20 Juillet 2019 : les écolos vent debout contre les projets pharaoniques !

Selon les projets de la communauté d’agglomération, la colline d’Elancourt, poumon de verdure et lieu de promenade des riverainEs, perdrait son côté sauvage au bénéfice d’une urbanisation démesurée et inutile.
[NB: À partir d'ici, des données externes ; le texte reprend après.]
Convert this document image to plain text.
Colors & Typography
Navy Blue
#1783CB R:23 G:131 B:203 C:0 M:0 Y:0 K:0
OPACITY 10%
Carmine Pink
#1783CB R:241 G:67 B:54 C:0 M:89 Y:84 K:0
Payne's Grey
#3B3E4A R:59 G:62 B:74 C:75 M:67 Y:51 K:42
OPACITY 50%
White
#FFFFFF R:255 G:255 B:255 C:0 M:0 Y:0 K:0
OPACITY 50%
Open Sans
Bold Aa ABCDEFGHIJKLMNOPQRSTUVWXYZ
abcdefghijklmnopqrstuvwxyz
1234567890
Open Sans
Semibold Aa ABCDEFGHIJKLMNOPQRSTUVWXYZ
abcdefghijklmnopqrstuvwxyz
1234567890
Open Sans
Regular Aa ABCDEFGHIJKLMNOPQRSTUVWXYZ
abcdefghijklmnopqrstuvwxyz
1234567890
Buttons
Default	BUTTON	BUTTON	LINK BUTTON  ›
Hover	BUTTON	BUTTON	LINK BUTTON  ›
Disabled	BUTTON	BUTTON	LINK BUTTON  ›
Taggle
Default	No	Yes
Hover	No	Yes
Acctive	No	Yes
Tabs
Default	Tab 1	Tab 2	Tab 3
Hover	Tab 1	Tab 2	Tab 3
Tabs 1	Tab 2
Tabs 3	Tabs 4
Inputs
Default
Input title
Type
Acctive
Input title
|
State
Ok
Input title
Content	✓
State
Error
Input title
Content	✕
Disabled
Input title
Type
A l’invitation d’EELV78, les éluEs locaux, régionaux et européens, et les associations ont répondu présent pour marquer leur opposition à ce projet, et alerter la presse de l’imminence de la décision.
Seule une unité forte des associations et des éluEs d’opposition peut faire échouer ce projet néfaste.
Nous vous donnons rendez-vous pour une journée d’action le dimanche 29 Septembre 2019 (les détails de la journée vous seront communiqués à la rentrée) !

Un article du Parisien :

Elancourt : les élus écolos au secours des opposants à l’aménagement de la colline
Mounir Satouri, député européen, et Ghislaine Senée, présidente du groupe écologiste à la Région, s’opposent à l’aménagement du site prévu pour les JO de 2024.

Par Laurent Mauron

Le 19 juillet 2019 à 17h28, modifié le 19 juillet 2019 à 17h29

C’est une colline boisée qui domine la ville nouvelle. Vierge depuis 40 ans, ce site de 55 ha pourrait servir de théâtre à l’épreuve de VTT des JO 2024 de Paris. Plusieurs associations locales bataillent depuis de longues années contre ce projet, soutenu notamment par l’agglomération Saint-Quentin-en-Yvelines (SQY). Mounir Satouri, député européen EELV, et Ghislaine Senée, présidente du groupe Alternative Ecologiste et Sociale (AES) à la région Ile-de-France, sont venus les appuyer, vendredi 19 juillet lors d’une visite d’une petite trentaine de militants sur le terrain.
« C’est une vraie alerte. La colline est fragile. Elle a été artificiellement créée sur la base d’un plateau agricole, puis de carrières qui ont été comblées. La biodiversité y a repris ses droits maintenant. Pourquoi attaquer de nouveau un tel espace qui mériterait d’être sanctuarisé », affirme Claude Stassinet du collectif des Amis de la Revanche.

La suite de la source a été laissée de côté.